If I understand correctly, this would require some correlation between disparate forms of optimization. I would fear that the each optimization would alter/rewrite insns significantly enough that there may not be enough correlation to build those search shortcuts. Too many guess-and-check-cost across all permutations might still be expensive.
Along the same lines of determining which combination of optimizations yields the best overall, I wonder if one could train a NN to do it. Maybe there's some work in the area, I don't keep up with research. But in general I would imagine that with a large enough trained set, the NN could say a spill in case X on arch Y is likely better than a re-eval. But then you get into non-determinism which scares devs. Just a thought.
We use node splitting in the TurboFan compiler, but only do limited splitting during the scheduling phase when it detects that the placement of a node that has multiple uses would produce partially redundant code. Splitting these nodes allows them to be scheduled independently (essentially, moved down the schedule, avoiding placing them on paths where they would be redundant), but of course duplicates code.

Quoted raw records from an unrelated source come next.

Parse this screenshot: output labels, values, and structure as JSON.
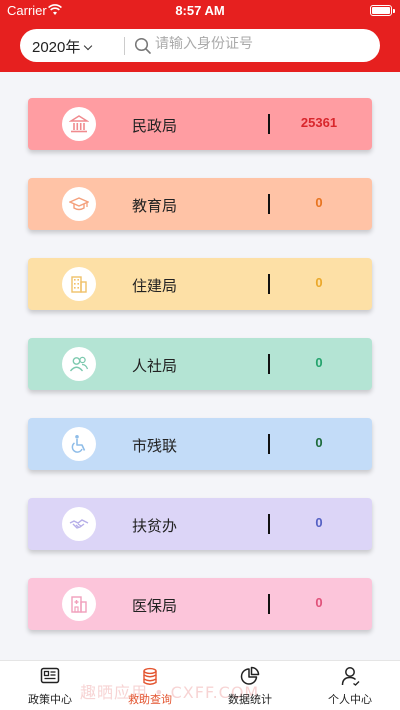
{
  "status_bar": {
    "carrier": "Carrier",
    "time": "8:57 AM"
  },
  "header": {
    "year_select": "2020年",
    "search_placeholder": "请输入身份证号"
  },
  "departments": [
    {
      "name": "民政局",
      "value": "25361",
      "bg": "#ff9da2",
      "value_color": "#d9262c",
      "icon": "bank-icon"
    },
    {
      "name": "教育局",
      "value": "0",
      "bg": "#ffc3a6",
      "value_color": "#e8741f",
      "icon": "graduation-cap-icon"
    },
    {
      "name": "住建局",
      "value": "0",
      "bg": "#fde0a6",
      "value_color": "#eba82a",
      "icon": "building-icon"
    },
    {
      "name": "人社局",
      "value": "0",
      "bg": "#b4e4d4",
      "value_color": "#24a36d",
      "icon": "people-icon"
    },
    {
      "name": "市残联",
      "value": "0",
      "bg": "#c3dcf8",
      "value_color": "#1d6b3b",
      "icon": "wheelchair-icon"
    },
    {
      "name": "扶贫办",
      "value": "0",
      "bg": "#dcd5f7",
      "value_color": "#5561c4",
      "icon": "handshake-icon"
    },
    {
      "name": "医保局",
      "value": "0",
      "bg": "#fcc5da",
      "value_color": "#e0527a",
      "icon": "hospital-icon"
    }
  ],
  "tabs": [
    {
      "label": "政策中心",
      "icon": "policy-icon",
      "active": false
    },
    {
      "label": "救助查询",
      "icon": "coins-icon",
      "active": true
    },
    {
      "label": "数据统计",
      "icon": "pie-chart-icon",
      "active": false
    },
    {
      "label": "个人中心",
      "icon": "user-icon",
      "active": false
    }
  ],
  "colors": {
    "header": "#e6201f",
    "active_tab": "#e3542f"
  },
  "watermark": "趣晒应用 • CXFF.COM"
}
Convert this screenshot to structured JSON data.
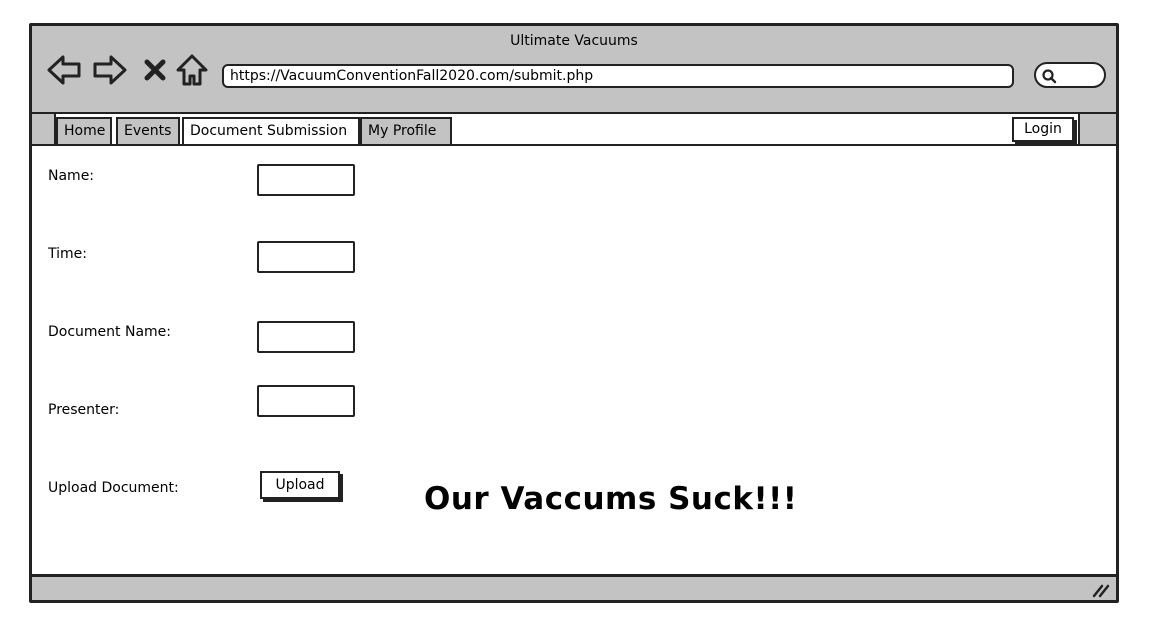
{
  "window": {
    "title": "Ultimate Vacuums"
  },
  "browser": {
    "url": "https://VacuumConventionFall2020.com/submit.php",
    "nav_icons": [
      "back-arrow-icon",
      "forward-arrow-icon",
      "close-icon",
      "home-icon"
    ],
    "search_icon": "search-icon"
  },
  "tabs": [
    {
      "label": "Home"
    },
    {
      "label": "Events"
    },
    {
      "label": "Document Submission",
      "active": true
    },
    {
      "label": "My Profile"
    }
  ],
  "header": {
    "login_label": "Login"
  },
  "form": {
    "name_label": "Name:",
    "time_label": "Time:",
    "document_name_label": "Document Name:",
    "presenter_label": "Presenter:",
    "upload_label": "Upload Document:",
    "upload_button": "Upload"
  },
  "slogan": "Our Vaccums Suck!!!",
  "colors": {
    "chrome": "#c3c3c3",
    "border": "#222222",
    "background": "#ffffff"
  }
}
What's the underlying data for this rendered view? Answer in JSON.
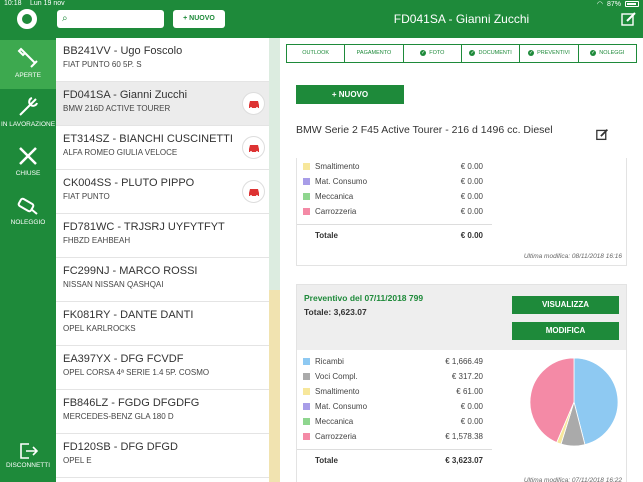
{
  "status_bar": {
    "time": "10:18",
    "date": "Lun 19 nov",
    "battery": "87%"
  },
  "rail": {
    "items": [
      {
        "label": "APERTE",
        "icon": "wrench-icon",
        "active": true
      },
      {
        "label": "IN LAVORAZIONE",
        "icon": "wrench-icon",
        "active": false
      },
      {
        "label": "CHIUSE",
        "icon": "tools-icon",
        "active": false
      },
      {
        "label": "NOLEGGIO",
        "icon": "car-key-icon",
        "active": false
      }
    ],
    "logout_label": "DISCONNETTI"
  },
  "search": {
    "value": "",
    "placeholder": ""
  },
  "new_button_top": "+ NUOVO",
  "list": [
    {
      "title": "BB241VV - Ugo Foscolo",
      "subtitle": "FIAT PUNTO 60 5P. S",
      "car": false
    },
    {
      "title": "FD041SA - Gianni Zucchi",
      "subtitle": "BMW 216D ACTIVE TOURER",
      "car": true,
      "selected": true
    },
    {
      "title": "ET314SZ - BIANCHI CUSCINETTI",
      "subtitle": "ALFA ROMEO GIULIA VELOCE",
      "car": true
    },
    {
      "title": "CK004SS - PLUTO PIPPO",
      "subtitle": "FIAT PUNTO",
      "car": true
    },
    {
      "title": "FD781WC - TRJSRJ UYFYTFYT",
      "subtitle": "FHBZD EAHBEAH",
      "car": false
    },
    {
      "title": "FC299NJ - MARCO ROSSI",
      "subtitle": "NISSAN NISSAN QASHQAI",
      "car": false
    },
    {
      "title": "FK081RY - DANTE DANTI",
      "subtitle": "OPEL KARLROCKS",
      "car": false
    },
    {
      "title": "EA397YX - DFG FCVDF",
      "subtitle": "OPEL CORSA 4ª SERIE 1.4 5P. COSMO",
      "car": false
    },
    {
      "title": "FB846LZ - FGDG DFGDFG",
      "subtitle": "MERCEDES-BENZ GLA 180 D",
      "car": false
    },
    {
      "title": "FD120SB - DFG DFGD",
      "subtitle": "OPEL E",
      "car": false
    }
  ],
  "detail": {
    "title": "FD041SA - Gianni Zucchi",
    "steps": [
      {
        "label": "OUTLOOK",
        "done": false
      },
      {
        "label": "PAGAMENTO",
        "done": false
      },
      {
        "label": "FOTO",
        "done": true
      },
      {
        "label": "DOCUMENTI",
        "done": true
      },
      {
        "label": "PREVENTIVI",
        "done": true
      },
      {
        "label": "NOLEGGI",
        "done": true
      }
    ],
    "new_button": "+ NUOVO",
    "vehicle": "BMW Serie 2 F45 Active Tourer - 216 d 1496 cc. Diesel",
    "card1": {
      "rows": [
        {
          "label": "Smaltimento",
          "amount": "€ 0.00",
          "color": "#f7e79b"
        },
        {
          "label": "Mat. Consumo",
          "amount": "€ 0.00",
          "color": "#a89de8"
        },
        {
          "label": "Meccanica",
          "amount": "€ 0.00",
          "color": "#8fd68f"
        },
        {
          "label": "Carrozzeria",
          "amount": "€ 0.00",
          "color": "#f48aa6"
        }
      ],
      "total_label": "Totale",
      "total_amount": "€ 0.00",
      "modified": "Ultima modifica: 08/11/2018 16:16"
    },
    "card2": {
      "title": "Preventivo del 07/11/2018 799",
      "total": "Totale: 3,623.07",
      "view_button": "VISUALIZZA",
      "edit_button": "MODIFICA",
      "rows": [
        {
          "label": "Ricambi",
          "amount": "€ 1,666.49",
          "color": "#8ec9f2"
        },
        {
          "label": "Voci Compl.",
          "amount": "€ 317.20",
          "color": "#aaaaaa"
        },
        {
          "label": "Smaltimento",
          "amount": "€ 61.00",
          "color": "#f7e79b"
        },
        {
          "label": "Mat. Consumo",
          "amount": "€ 0.00",
          "color": "#a89de8"
        },
        {
          "label": "Meccanica",
          "amount": "€ 0.00",
          "color": "#8fd68f"
        },
        {
          "label": "Carrozzeria",
          "amount": "€ 1,578.38",
          "color": "#f48aa6"
        }
      ],
      "total_label": "Totale",
      "total_amount": "€ 3,623.07",
      "modified": "Ultima modifica: 07/11/2018 16:22"
    },
    "pie": [
      {
        "label": "Ricambi",
        "value": 1666.49,
        "color": "#8ec9f2"
      },
      {
        "label": "Voci Compl.",
        "value": 317.2,
        "color": "#aaaaaa"
      },
      {
        "label": "Smaltimento",
        "value": 61.0,
        "color": "#f7e79b"
      },
      {
        "label": "Carrozzeria",
        "value": 1578.38,
        "color": "#f48aa6"
      }
    ]
  }
}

In TurboFan, register allocation happens after instruction selection, which happens after scheduling. Instruction selection depends on the schedule, since it generally does not want to combine instructions across basic block boundaries because applying a selection tile across basic blocks might pull computations (even if they are just micro-ops) into a loop.
Rematerialization is yet another optimization that works against CSE. Instead of spilling, the register allocator recomputes a value. This undoes CSE much, much later, only when the register assignment is partially known.
IMO closing that whole optimization loop is just prohibitively expensive (in compile time).
On the other hand, measuring tiny differences in code quality seems to be no longer possible on modern processors due to all the runtime nondeterminism (turbo boost, cache state, reorder buffer state, interrupts, core migration), so how would we validate optimizations like this with such a small impact?
How do you validate these optimizations? Dunno, I'd recommend looking at Agner Fog's benchmark tools. But torturing the optimizer to make a test suite number go down will eventually end in tears.